Por fim, João Garcia, enquanto personagem, fica aquém da complexidade e da densidade psicológica de Margarida. A par dela, Garcia não deixa, entretanto, de representar aspetos significativos da mentalidade, dos modos de vida e também do ambiente social e político do princípio do século XX, tanto na ilha como fora dela. Para isso contribui a sua condição masculina, num mundo em que a mulher se debatia com limitações e com censuras que nem mesmo Margarida consegue anular; mas a João Garcia é consentido sair da cena insular só por si, antes de mais para estudar em Coimbra. Pelo seu lado, Margarida acaba por ceder a um casamento entendido como a “grande âncora” (340) em que a mulher busca segurança.

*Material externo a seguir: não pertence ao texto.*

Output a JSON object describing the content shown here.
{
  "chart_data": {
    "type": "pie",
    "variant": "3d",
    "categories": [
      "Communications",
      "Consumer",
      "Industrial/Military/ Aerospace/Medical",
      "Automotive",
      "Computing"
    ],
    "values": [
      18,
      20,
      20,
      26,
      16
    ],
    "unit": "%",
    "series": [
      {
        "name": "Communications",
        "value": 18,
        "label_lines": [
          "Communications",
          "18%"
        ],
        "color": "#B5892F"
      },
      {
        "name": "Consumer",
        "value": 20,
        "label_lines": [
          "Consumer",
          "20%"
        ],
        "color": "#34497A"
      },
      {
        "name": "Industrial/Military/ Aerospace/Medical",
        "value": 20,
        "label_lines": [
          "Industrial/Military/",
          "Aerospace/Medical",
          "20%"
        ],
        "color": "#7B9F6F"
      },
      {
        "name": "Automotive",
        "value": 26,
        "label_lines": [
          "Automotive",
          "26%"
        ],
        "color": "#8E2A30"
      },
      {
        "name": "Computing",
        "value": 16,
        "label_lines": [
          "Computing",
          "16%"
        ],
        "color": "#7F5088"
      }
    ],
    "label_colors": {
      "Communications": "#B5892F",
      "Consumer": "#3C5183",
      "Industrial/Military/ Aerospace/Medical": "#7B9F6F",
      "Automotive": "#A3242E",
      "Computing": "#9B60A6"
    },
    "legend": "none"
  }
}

Em 1989, a RTP Açores produziu a série Mau tempo no canal, em cinco episódios, com realização de Zeca Medeiros e com Anabela Morais no papel de Margarida. Foi produzido também um documentário (realização: João Osório) e, na rádio, uma das “viagens com livros”, por João Paulo Guerra ocupou-se de Mau tempo no canal.
Referências
CHEVALIER, Jean e Alain GHEERBRANT (1995). Dictionnaire des symboles. Édition revue et augmentée. Paris: Robert Laffont/Jupiter.
NEMÉSIO, Vitorino (1994). Mau tempo no canal. 7.ª ed., Lisboa: Imprensa Nacional-Casa da Moeda.